Advogado dos patrões é repreendido por presidenta do tribunal
Terminou sem acordo a audiência de conciliação realizada nesta terça-feira (19) no Tribunal Regional do Trabalho entre os vigilantes e patrões. Com isso, vai a julgamento o dissídio coletivo.
Os empresários mais uma vez não apresentaram nenhuma proposta.
“Nenhuma tentativa de conciliação. Na verdade, vieram aqui com o objetivo único e claro de protelar as negociações”, afirmou na saída o deputado Chico Vigilante (PT).
O sindicato patronal ainda insiste em cláusulas que significam a implantação da reforma trabalhista na convenção coletiva.

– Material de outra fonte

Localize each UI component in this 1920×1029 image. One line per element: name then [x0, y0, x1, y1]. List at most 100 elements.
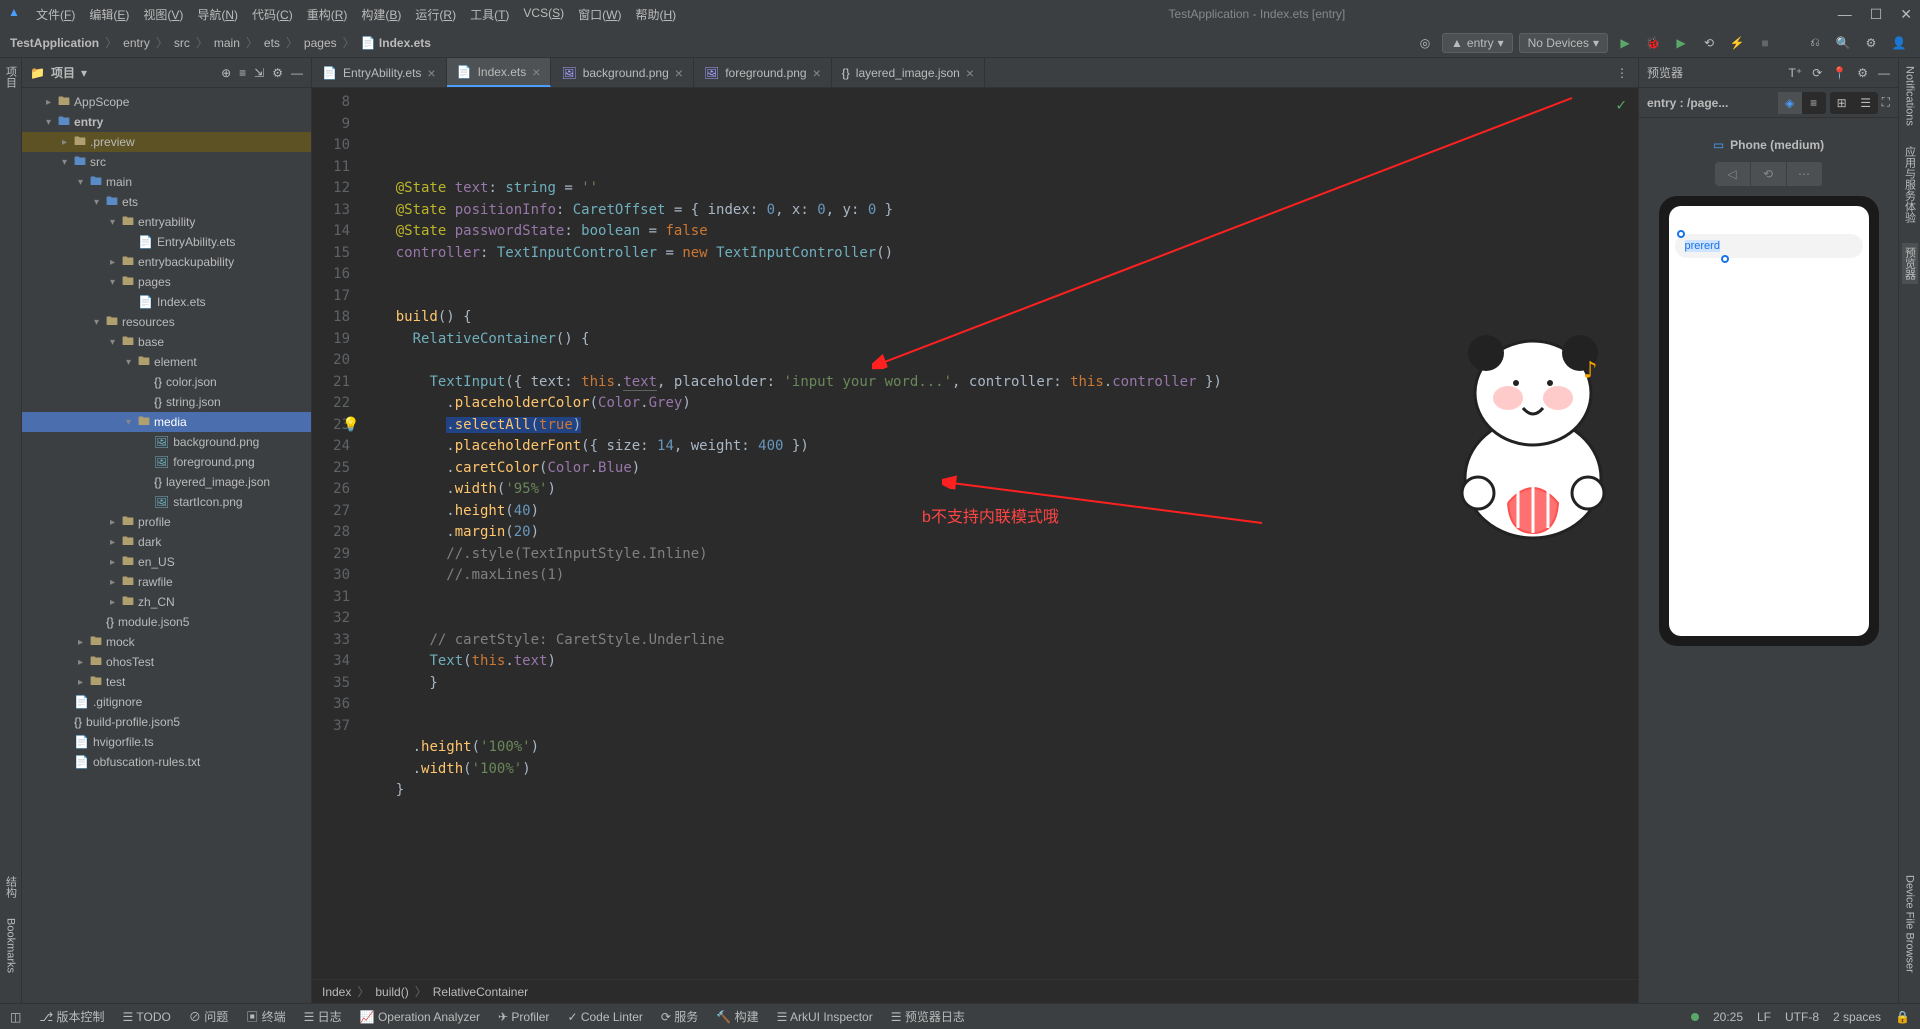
- breadcrumb-item[interactable]: 📄 Index.ets: [361, 36, 431, 50]
- target-icon[interactable]: ◎: [1414, 32, 1436, 54]
- menu-e[interactable]: 编辑(E): [89, 6, 129, 23]
- tree-node[interactable]: ▾🖿entryability: [22, 212, 311, 232]
- tree-node[interactable]: {}build-profile.json5: [22, 712, 311, 732]
- hide-icon[interactable]: —: [291, 66, 303, 80]
- tree-node[interactable]: ▸🖿.preview: [22, 132, 311, 152]
- previewer-tab[interactable]: 预览器: [1902, 243, 1918, 284]
- tree-node[interactable]: ▸🖿profile: [22, 512, 311, 532]
- profiler-tab[interactable]: ✈ Profiler: [498, 1010, 549, 1024]
- close-tab-icon[interactable]: ×: [427, 65, 435, 81]
- project-tab[interactable]: 项目: [3, 66, 19, 88]
- device-label[interactable]: ▭ Phone (medium): [1713, 138, 1824, 152]
- tree-node[interactable]: ▾🖿resources: [22, 312, 311, 332]
- stack-view-icon[interactable]: ≡: [1802, 92, 1826, 114]
- tree-node[interactable]: ▸🖿AppScope: [22, 92, 311, 112]
- encoding-label[interactable]: UTF-8: [1785, 1010, 1819, 1024]
- device-selector[interactable]: No Devices ▾: [1519, 33, 1608, 53]
- stop-button[interactable]: ■: [1754, 32, 1776, 54]
- breadcrumb-item[interactable]: TestApplication: [10, 36, 99, 50]
- tree-node[interactable]: {}color.json: [22, 372, 311, 392]
- tree-node[interactable]: ▾🖿base: [22, 332, 311, 352]
- menu-v[interactable]: 视图(V): [143, 6, 183, 23]
- tree-node[interactable]: ▾🖿element: [22, 352, 311, 372]
- tree-node[interactable]: 📄hvigorfile.ts: [22, 732, 311, 752]
- tree-node[interactable]: ▸🖿rawfile: [22, 572, 311, 592]
- tree-node[interactable]: ▸🖿ohosTest: [22, 652, 311, 672]
- tree-node[interactable]: 📄.gitignore: [22, 692, 311, 712]
- nav-back[interactable]: ◁: [1715, 162, 1751, 186]
- problems-tab[interactable]: ⊘ 问题: [189, 1008, 228, 1025]
- menu-h[interactable]: 帮助(H): [635, 6, 676, 23]
- run-button[interactable]: ▶: [1614, 32, 1636, 54]
- tree-node[interactable]: 📄EntryAbility.ets: [22, 232, 311, 252]
- menu-b[interactable]: 构建(B): [361, 6, 401, 23]
- code-linter-tab[interactable]: ✓ Code Linter: [567, 1010, 642, 1024]
- minimize-icon[interactable]: —: [1878, 66, 1890, 80]
- lock-icon[interactable]: 🔒: [1895, 1010, 1910, 1024]
- terminal-tab[interactable]: ▣ 终端: [246, 1008, 285, 1025]
- tree-node[interactable]: ▸🖿entrybackupability: [22, 252, 311, 272]
- text-scale-icon[interactable]: T⁺: [1789, 66, 1803, 80]
- tree-node[interactable]: ▾🖿media: [22, 412, 311, 432]
- tree-node[interactable]: ▾🖿entry: [22, 112, 311, 132]
- arkui-inspector-tab[interactable]: ☰ ArkUI Inspector: [777, 1010, 873, 1024]
- device-browser-tab[interactable]: Device File Browser: [1904, 875, 1916, 973]
- editor-tab[interactable]: 🖼foreground.png×: [694, 58, 832, 87]
- expand-all-icon[interactable]: ≡: [239, 66, 246, 80]
- project-tree[interactable]: ▸🖿AppScope▾🖿entry▸🖿.preview▾🖿src▾🖿main▾🖿…: [22, 88, 311, 1003]
- editor-tab[interactable]: 📄EntryAbility.ets×: [312, 58, 447, 87]
- close-tab-icon[interactable]: ×: [813, 65, 821, 81]
- profile-button[interactable]: ⚡: [1726, 32, 1748, 54]
- tree-node[interactable]: {}layered_image.json: [22, 472, 311, 492]
- menu-f[interactable]: 文件(F): [36, 6, 75, 23]
- debug-button[interactable]: 🐞: [1642, 32, 1664, 54]
- vcs-tab[interactable]: ⎇ 版本控制: [39, 1008, 104, 1025]
- maximize-button[interactable]: ☐: [1870, 6, 1883, 23]
- preview-log-tab[interactable]: ☰ 预览器日志: [891, 1008, 965, 1025]
- gear-icon[interactable]: ⚙: [1857, 66, 1868, 80]
- select-opened-icon[interactable]: ⊕: [221, 66, 231, 80]
- services-tab[interactable]: 应用与服务体验: [1902, 146, 1918, 223]
- pin-icon[interactable]: 📍: [1832, 66, 1847, 80]
- git-button[interactable]: ⎌: [1804, 32, 1826, 54]
- tree-node[interactable]: {}module.json5: [22, 612, 311, 632]
- editor-tab[interactable]: 🖼background.png×: [551, 58, 694, 87]
- breadcrumb-item[interactable]: src: [174, 36, 190, 50]
- close-button[interactable]: ✕: [1900, 6, 1912, 23]
- run-config-selector[interactable]: ▲ entry ▾: [1442, 33, 1513, 53]
- tree-node[interactable]: ▾🖿pages: [22, 272, 311, 292]
- tree-node[interactable]: ▾🖿src: [22, 152, 311, 172]
- nav-more[interactable]: ⋯: [1787, 162, 1823, 186]
- collapse-icon[interactable]: ⇲: [254, 66, 264, 80]
- attach-button[interactable]: ⟲: [1698, 32, 1720, 54]
- todo-tab[interactable]: ☰ TODO: [123, 1010, 171, 1024]
- editor-breadcrumb-item[interactable]: RelativeContainer: [433, 985, 528, 999]
- profile-icon[interactable]: 👤: [1888, 32, 1910, 54]
- menu-t[interactable]: 工具(T): [470, 6, 509, 23]
- line-ending-label[interactable]: LF: [1757, 1010, 1771, 1024]
- code-editor[interactable]: 8910111213141516171819202122232425262728…: [312, 88, 1638, 979]
- layout-toggle[interactable]: ⊞ ☰: [1830, 92, 1878, 114]
- menu-r[interactable]: 运行(R): [415, 6, 456, 23]
- menu-n[interactable]: 导航(N): [197, 6, 238, 23]
- preview-text-input[interactable]: prererd: [1675, 234, 1863, 258]
- breadcrumb-item[interactable]: main: [214, 36, 240, 50]
- tree-node[interactable]: ▸🖿en_US: [22, 552, 311, 572]
- tree-node[interactable]: 🖼background.png: [22, 432, 311, 452]
- menu-s[interactable]: VCS(S): [523, 6, 564, 23]
- menu-r[interactable]: 重构(R): [307, 6, 348, 23]
- breadcrumb-item[interactable]: entry: [123, 36, 150, 50]
- nav-rotate[interactable]: ⟲: [1751, 162, 1787, 186]
- breadcrumb-item[interactable]: pages: [304, 36, 337, 50]
- menu-w[interactable]: 窗口(W): [578, 6, 621, 23]
- tool-window-button[interactable]: ◫: [10, 1010, 21, 1024]
- view-mode-toggle[interactable]: ◈ ≡: [1778, 92, 1826, 114]
- minimize-button[interactable]: —: [1838, 6, 1852, 23]
- selection-handle-start[interactable]: [1677, 230, 1685, 238]
- menu-c[interactable]: 代码(C): [252, 6, 293, 23]
- close-tab-icon[interactable]: ×: [675, 65, 683, 81]
- tree-node[interactable]: 🖼startIcon.png: [22, 492, 311, 512]
- operation-analyzer-tab[interactable]: 📈 Operation Analyzer: [360, 1010, 480, 1024]
- structure-tab[interactable]: 结构: [3, 876, 19, 898]
- tree-node[interactable]: ▸🖿test: [22, 672, 311, 692]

O Sindicato dos Vigilantes não abre mão.
“Os empresários ainda fizeram a proposta cínica de acabar com a database de 1º de janeiro”, contou o deputado.
Frustradas todas as tentativas de acordo, a presidente do TRT, desembargadora Maria Regina Guimarães, encerrou a fase conhecida como instrução, na qual são juntados todos os documentos do processo.
A seguir, o processo segue para o Ministério Público do Trabalho para que seja dado um parecer técnico. Em seguida, retorna ao tribunal para ser designado o relator do processo e ser marcado o julgamento pelo plenário.
Para o presidente do Sindicato dos Vigilantes, Paulo Quadros, o momento das negociações ainda é muito difícil. No entanto, ele afirma estar confiante após a posição firme marcada pela presidenta do TRT.
“Tenho certeza de que os trabalhadores não vão sair prejudicados nessa sentença”, afirmou.
Reprimenda ao advogado – O principal ponto da audiência realizada há pouco, foi quando a desembargadora Maria Regina Guimarães, ao perceber a má-vontade dos patrões em negociar, determinou o prazo de 48 horas para apresentação de defesa.
O representante do sindicato patronal achou o prazo exíguo e solicitou 20 dias para apresentar a defesa.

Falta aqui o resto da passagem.